Today, in my Weight Watchers world, is weigh-in day. And more importantly, it's the start of a new week - a fresh set of points to track, and a blank slate to mentally refresh from the past week's successes and slip-ups. Despite my poor history of tracking points, this is the one thing I do really love about Weight Watchers. It's like a weekly chance to start over - no judgment or baggage follows you into your new week. It's a brand new 7 days, and it's waiting for you to mold it into whatever you want. Weekly weigh-ins and seeing that fresh start? It's half the reason I've stuck around this program for so long.

That being said, I've learned that I have the best chance at success when I really sit down and evaluate the last week's eating choices before diving head first into that shiny new set of points. It's tempting to want to box up a bad week, and put it in the back of your mind where you store things like cleaning your baseboards and your credit card debt - things you know you need to evaluate, but don't want to deal with. But fessing up to yourself is the hardest, and most important, part of your journey towards being healthy. The food still goes into your body, regardless of whether you mentally acknowledge it - and the calories remain in there even though your mind knows you had a busy schedule and couldn't squeeze in those workouts.

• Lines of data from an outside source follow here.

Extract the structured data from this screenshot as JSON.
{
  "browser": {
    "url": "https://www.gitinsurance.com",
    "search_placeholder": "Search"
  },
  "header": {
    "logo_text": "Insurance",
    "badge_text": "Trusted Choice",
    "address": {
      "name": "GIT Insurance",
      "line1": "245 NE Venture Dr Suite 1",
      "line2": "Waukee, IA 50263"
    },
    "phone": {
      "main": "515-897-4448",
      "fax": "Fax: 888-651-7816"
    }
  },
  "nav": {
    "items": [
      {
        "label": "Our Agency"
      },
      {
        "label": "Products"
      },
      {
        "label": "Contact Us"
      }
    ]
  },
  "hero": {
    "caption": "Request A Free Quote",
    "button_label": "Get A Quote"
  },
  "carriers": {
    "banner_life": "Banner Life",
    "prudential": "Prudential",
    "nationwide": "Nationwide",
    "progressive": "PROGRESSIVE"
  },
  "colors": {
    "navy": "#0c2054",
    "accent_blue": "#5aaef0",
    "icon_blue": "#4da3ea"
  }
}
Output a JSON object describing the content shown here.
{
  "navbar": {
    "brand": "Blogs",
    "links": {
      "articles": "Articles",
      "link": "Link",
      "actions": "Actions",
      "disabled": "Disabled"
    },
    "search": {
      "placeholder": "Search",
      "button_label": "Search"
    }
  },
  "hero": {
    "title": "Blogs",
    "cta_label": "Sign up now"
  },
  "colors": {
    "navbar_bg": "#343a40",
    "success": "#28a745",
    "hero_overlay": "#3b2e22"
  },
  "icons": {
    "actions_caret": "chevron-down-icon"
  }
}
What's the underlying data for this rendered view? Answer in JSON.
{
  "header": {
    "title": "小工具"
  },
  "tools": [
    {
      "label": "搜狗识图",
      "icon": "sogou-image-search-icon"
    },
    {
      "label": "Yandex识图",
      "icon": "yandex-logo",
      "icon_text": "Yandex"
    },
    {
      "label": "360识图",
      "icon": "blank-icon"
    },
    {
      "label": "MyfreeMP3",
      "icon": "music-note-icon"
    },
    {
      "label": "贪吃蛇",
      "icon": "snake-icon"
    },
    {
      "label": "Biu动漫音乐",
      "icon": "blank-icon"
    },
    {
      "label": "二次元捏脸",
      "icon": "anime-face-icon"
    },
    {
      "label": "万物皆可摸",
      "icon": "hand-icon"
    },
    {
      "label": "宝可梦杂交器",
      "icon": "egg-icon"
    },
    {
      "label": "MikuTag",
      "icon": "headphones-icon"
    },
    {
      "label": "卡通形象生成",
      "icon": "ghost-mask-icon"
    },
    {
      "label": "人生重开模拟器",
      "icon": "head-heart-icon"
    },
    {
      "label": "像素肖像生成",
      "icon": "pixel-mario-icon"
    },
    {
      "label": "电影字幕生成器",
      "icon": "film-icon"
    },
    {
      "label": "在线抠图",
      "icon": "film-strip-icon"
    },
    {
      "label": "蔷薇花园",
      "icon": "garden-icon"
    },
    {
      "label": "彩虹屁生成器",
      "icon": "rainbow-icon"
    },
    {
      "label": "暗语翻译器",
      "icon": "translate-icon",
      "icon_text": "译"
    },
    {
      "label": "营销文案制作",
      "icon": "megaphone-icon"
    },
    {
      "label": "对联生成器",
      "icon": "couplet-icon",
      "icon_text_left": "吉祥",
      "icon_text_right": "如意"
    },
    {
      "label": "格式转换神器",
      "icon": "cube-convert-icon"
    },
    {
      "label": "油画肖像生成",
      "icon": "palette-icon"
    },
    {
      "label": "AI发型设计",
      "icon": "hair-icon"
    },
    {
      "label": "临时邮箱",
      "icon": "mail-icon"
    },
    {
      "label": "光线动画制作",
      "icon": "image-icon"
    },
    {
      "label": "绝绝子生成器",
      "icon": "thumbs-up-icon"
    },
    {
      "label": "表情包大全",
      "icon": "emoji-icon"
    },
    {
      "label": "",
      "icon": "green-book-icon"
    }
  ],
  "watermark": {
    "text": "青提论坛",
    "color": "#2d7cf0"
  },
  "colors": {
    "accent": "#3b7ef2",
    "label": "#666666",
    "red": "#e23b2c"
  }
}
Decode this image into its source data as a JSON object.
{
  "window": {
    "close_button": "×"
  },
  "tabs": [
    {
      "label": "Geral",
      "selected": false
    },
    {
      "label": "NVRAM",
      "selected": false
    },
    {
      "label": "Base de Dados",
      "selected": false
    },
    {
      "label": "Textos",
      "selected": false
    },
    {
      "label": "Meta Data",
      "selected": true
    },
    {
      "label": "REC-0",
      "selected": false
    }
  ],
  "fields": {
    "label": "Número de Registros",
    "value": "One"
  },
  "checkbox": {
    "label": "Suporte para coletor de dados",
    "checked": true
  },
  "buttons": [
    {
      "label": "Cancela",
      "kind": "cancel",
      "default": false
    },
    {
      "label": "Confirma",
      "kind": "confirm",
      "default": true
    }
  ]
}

So today, and probably on future Thursdays, I'm going to weigh in on my weigh-in. I lost .1 today. Point. One. I am less than 1 pound from being in a new "decade" - a decade that I've subconsciously deemed my "goal decade," and for the love of God, I just can't break through it. I've maintained, despite bachelorette parties and other indulgences, for over a month - that tells me that once I hit goal, I'll be the poster child for maintenance, but it doesn't do me a lot of good in the meantime. I shouldn't be surprised, because let's look at this past week:

  • I only got in four days of activity, plus one 3 mile walk on my rest day. I know I shouldn't be complaining about that, but my body needs more. I logged 16 miles running, 3 miles walking and 1 bootcamp workout, but only got exercise in on Saturday, Monday, Tuesday and Wednesday. I need to work on spreading out my runs so I don't get the inevitable runner's burnout midweek. 
  • This week's indulgences? Orange Leaf, Dairy Queen, a piece of chocolate silk pie, Chipotle, BBQ kettle chips at German Fest, a Subway breakfast sandwich and a delicious serving of sundried tomato tortellini salad with lunch yesterday. All that - and I still maintained. I guess I should be celebrating, because that has to be some kind of miracle.
  • I've been a bad snacker lately. I've been hungrier than normal - probably because of the mileage I'm putting in, but I haven't been prepared with the right kind of snacks. I've munched on peanut butter and saltine crackers instead of almonds, string cheese and fruit. Prepare for hunger, Lauren. In the words of Scar, Mufasa's horrible brother, "Be prepaaaarreeeddd!" (extra points to you if were singing that in your head)
  • I make a lot of excuses for myself. It's been a mentally tiring few weeks. They say that when it rains, it pours. Between wedding planning, unexpected and expensive home repairs, and feeling out of control of life's unexpected twists, I'd be lying if I said I didn't eat my feelings a little. I need to start asking myself again, like I was a few months ago, if each choice I make is bettering my life or hindering it - when I actively engage in my choices, I usually make better ones. 
  • I didn't track. Once again, after an over-indulgent weekend, I decided it would be too much of a hassle to track so I decided to forego it completely and decided to just eat "mindfully" for the remainder of the week. This is a shitty sort of logic, incase you were wondering. 
Reading, and forcing myself to see the ways I can improve, helps me solidify goals for this upcoming week. Here are a few I'm gong to focus on - and keep in mind that my goals may be simple and obvious, but small changes often lead to big results.
  • Track. Everything. No excuses. Starting today.
  • Vary my runs. Focus on two short runs (3-4 miles) and one long run this upcoming week. My workouts tend to run Sunday - Saturday, while my WW week runs Thursday - Thursday, but I am planning a 9 mile run within the next week or so. 
  • Go back to Zumba. Running, as of right now, is my only cardio and thus becomes a source of burnout for me. Switching it up with Zumba, a good hour of cardio that I love, will help me vary my workouts and look forward to my runs.
  • Don't binge eat this weekend. Weekends, like most of us, are my downfall. I'm planning NOW, so I can stay on track and stay focused. 
  • Get good walks in on my rest days. Walking the dogs, even if it's just a couple miles, gets me moving and helps me make better choices the rest of the day. 
There you have it, folks. Here's to a new week, and hopefully a better loss next week. I'm so close to that new decade I can taste it (it tastes like cheesecake). Hopefully being honest about it here, in public, will help me stay accountable through the upcoming week. Happy [almost] Friday!

What are you going to do to stay on track this upcoming week? How will you battle the inevitable temptations of the weekend?



1 comment:

  1. You're right - maintaining is better than gaining! Hope you had a great week this week.